Having looked up in this cheap edition numerous passages which I had marked in my own copy of Shelley as manifestly erroneous, I can bear witness that Mr. Rossetti has done his editing with great care and skill. A large number of mistakes he has definitely corrected, in other instances he has improved if he has not certainly rectified; and he seems to have paid particular attention to the punctuation, to the great benefit of the text. There are still faults, but most of these may be incorrigible without taking liberties which no reverent editor would take with the text of a classical writer. As for the cases in which correction seems still necessary and allowable, and those in which the new reading seems not better or even less good than the old, their enumeration and discussion are not suited to these columns.
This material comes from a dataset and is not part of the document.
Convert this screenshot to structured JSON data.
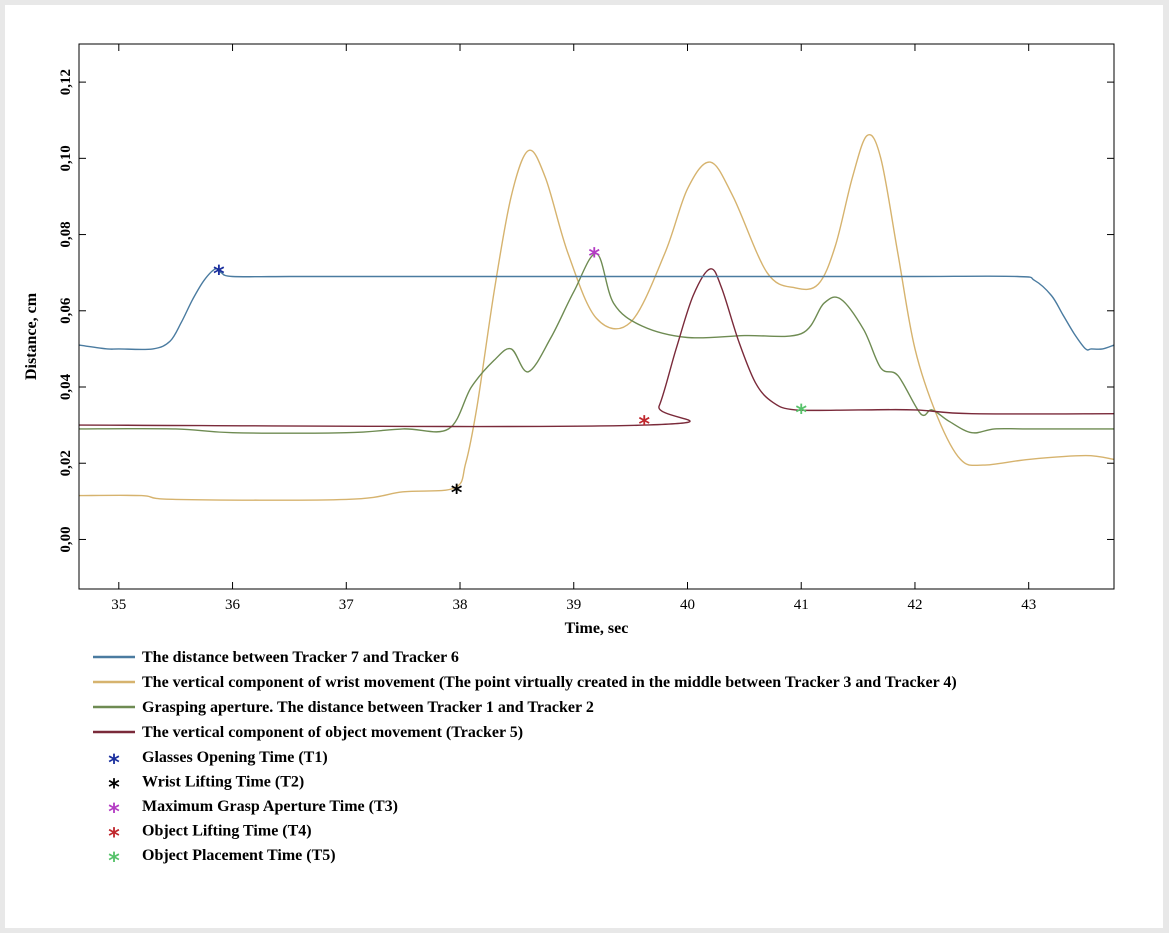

I will here note but one instance, in which Mr. Rossetti may have been misled. His version of the graceful and charming "Good-night" is very different from that to which we have been accustomed; and I cannot but think that he has followed an earlier and inferior draft instead of a later and superior one. The last stanza which differs most seems to me the most inferior. On the whole, and in so far as I have hitherto had the opportunity of judging, I am clearly of opinion that Mr. Rossetti has done his Editorial work so thoroughly and well, that no other editions than his should now be recommended to those who wish really to study and understand the poems of Shelley.

1871.

[Mr. Rossetti afterwards explained, 1. That the limitation of size necessary in the cheap edition prevented the addition to it, both of the "Defence of Poetry," and of the "Hymn to Mercury." 2. That the text of the cheap edition, while substantially the same as that of the 2 vol. edition, published in 1870, is in some cases superior to it. 3. That in the text of the song "Good Night," he has implicitly followed Shelley's own MS.—a copy of the song carefully written by him in a pocket-book which he presented to a lady. This may or may not be the better version [Mr. Rossetti thinks it is] but at all events it is the most authentic.]

  1. The Poetical Works of Percy Bysshe Shelley. (Unannotated Edition.) Edited with a Critical Memoir by William Michael Rossetti. Illustrated by the Society of Decorative Art. (London: E. Moxon, Son, and Co., Dover Street.)